I made a discovery on my drive home. Not all tools are made of steel or plastic. They don't even look like tools. They're people. Made of flesh and blood and spirit, they become tools of precision in the hands of the Master. 20 some odd years ago my Dad took up those tools and began to build and shape a man of God, a man after His own heart. I'm so unworthy. Over the years through all my trials and adversity I've done much to mess his work but He is good and patient and never quits. Have you ever seen tools with dents and scratches? They got that way because the mechanic got frustrated with what he's working on so he beats on it. I think my friends have dents. Sorry. He is so devoted to me.

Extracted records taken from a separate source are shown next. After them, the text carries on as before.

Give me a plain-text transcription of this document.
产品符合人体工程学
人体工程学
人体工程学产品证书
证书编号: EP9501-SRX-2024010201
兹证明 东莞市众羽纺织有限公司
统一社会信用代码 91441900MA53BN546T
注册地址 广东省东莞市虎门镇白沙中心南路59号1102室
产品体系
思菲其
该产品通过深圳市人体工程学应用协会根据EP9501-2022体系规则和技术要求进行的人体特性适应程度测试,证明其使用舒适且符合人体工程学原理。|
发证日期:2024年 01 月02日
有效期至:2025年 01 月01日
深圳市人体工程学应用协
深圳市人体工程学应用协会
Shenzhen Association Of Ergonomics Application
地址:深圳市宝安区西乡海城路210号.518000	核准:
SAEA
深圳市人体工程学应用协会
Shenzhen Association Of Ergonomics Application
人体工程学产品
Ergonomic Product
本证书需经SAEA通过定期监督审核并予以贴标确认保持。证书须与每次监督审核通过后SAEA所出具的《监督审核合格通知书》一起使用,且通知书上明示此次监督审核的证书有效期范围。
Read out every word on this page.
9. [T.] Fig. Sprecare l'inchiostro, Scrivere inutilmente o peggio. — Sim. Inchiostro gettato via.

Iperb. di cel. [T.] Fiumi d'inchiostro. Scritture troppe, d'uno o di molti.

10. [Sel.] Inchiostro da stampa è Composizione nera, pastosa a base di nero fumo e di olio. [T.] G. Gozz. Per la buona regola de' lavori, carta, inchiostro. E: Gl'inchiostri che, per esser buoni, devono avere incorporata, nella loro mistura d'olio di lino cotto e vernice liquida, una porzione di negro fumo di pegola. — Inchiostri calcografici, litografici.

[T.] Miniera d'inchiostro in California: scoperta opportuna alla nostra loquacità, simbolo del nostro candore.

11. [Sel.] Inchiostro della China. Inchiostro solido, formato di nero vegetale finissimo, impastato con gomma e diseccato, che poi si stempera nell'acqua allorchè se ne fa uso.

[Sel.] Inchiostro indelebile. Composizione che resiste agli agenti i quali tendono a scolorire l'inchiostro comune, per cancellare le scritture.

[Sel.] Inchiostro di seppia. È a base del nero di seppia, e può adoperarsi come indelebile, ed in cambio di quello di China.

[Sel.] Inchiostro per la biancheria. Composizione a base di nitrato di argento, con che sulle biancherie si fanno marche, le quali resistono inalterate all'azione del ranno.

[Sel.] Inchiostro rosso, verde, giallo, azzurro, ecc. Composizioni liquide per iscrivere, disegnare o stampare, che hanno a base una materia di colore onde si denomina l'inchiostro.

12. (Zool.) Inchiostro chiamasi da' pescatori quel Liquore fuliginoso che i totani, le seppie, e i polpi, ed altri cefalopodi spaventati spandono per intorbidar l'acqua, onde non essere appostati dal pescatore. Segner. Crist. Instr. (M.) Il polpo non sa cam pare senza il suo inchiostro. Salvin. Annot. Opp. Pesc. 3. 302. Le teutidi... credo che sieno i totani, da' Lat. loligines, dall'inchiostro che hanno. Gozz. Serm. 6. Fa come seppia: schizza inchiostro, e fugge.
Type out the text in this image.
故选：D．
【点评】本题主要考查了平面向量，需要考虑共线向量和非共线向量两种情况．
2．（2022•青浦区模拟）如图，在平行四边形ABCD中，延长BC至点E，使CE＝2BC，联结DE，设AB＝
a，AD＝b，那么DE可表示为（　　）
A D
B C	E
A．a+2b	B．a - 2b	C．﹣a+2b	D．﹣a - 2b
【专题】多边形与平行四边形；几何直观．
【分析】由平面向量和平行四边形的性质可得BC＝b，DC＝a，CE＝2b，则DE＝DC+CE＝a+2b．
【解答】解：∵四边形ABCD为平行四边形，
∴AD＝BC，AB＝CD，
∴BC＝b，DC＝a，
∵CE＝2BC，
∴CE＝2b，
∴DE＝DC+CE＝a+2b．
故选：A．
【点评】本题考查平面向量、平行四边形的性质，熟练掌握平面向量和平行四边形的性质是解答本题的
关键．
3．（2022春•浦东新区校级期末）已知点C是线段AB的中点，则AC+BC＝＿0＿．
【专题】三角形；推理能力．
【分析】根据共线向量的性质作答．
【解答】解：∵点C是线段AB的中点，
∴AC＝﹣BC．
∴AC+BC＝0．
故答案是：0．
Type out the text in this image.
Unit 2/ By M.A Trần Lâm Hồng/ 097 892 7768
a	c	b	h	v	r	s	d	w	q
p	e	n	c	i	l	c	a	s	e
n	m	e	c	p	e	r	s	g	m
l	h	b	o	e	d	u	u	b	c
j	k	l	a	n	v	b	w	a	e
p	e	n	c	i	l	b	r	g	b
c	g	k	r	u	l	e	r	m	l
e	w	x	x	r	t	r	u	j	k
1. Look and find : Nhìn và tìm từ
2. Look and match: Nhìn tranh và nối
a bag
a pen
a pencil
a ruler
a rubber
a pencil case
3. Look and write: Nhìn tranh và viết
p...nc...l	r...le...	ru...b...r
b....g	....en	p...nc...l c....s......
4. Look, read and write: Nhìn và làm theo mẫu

I just wanted my friends to know I've discovered there is a wall behind a desk in the workshop of my heart and on that wall are some new "old" tools. They're a little older, a little rusty, with the nicks and dings of a life well used. I love that rugged look. Beautiful. I cry and am in awe. Of the love of my Dad. And the love of my friends. And I'm so proud and grateful to have them there. They're called Dianne, David, Bruce and Sheila, Joe and Mary, Cindy Lee and Shari. They are my joy and my treasure. I am so happy that my Dad found them for me again.

Friday, June 4, 2010

the middle

I'm sure this happens to everyone. You get in your car to drive to, say, the mall which is 5 miles away. You back out of the drive and head out, your mind full of thoughts. And all of a sudden you pull into the space at the mall and you kind of wake up and think how did I get here? You know you left, followed the signs, the rules of the road and now you're here. But it's that 5 miles in the middle you can't quite piece together.

I was talking to someone this week and mentioned we've been in our house for 18 years. When we moved in it was to be our "starter" home and we'd move on in 4 or 5 years, on to bigger and better. It' been a long 4 or 5 years. So I have some neighbors who I've met over the last 18 years and have had a conversation or two and have intended to have them over for dinner or dessert but just never got around to doing it. One of those neighbors is moving this month to Alabama and she said "sorry we never got around to having dinner together". I guess she'd thought of the dinner thing too. It made me mad at myself. Some loving neighbor. 18 years and not one offer to dinner. What had I been doing in all that time? I know when she came and I see when she's leaving. It's just those 18 years in the middle I can't quite piece together.

I haven't written in my blog in 2 months because.... I don't have a clue. I wrote the last one and just lost the... what? Desire? Inspiration? I think I just got lost in life, doing what it requires to make it from one day to the next, kind of like being on auto-pilot. And now it's two months later. My brother and I were talking about the blog tonight and it made me think about the 2 months. How did I get to 2 months later? I don't know. It's those 60 days in the middle I can't quite piece together.

This is a note to self. Don't be stuck in the middle. Wake up each day and be out front, leading the charge to make my world a better place. I'd like to do this. I think my DAD would be proud.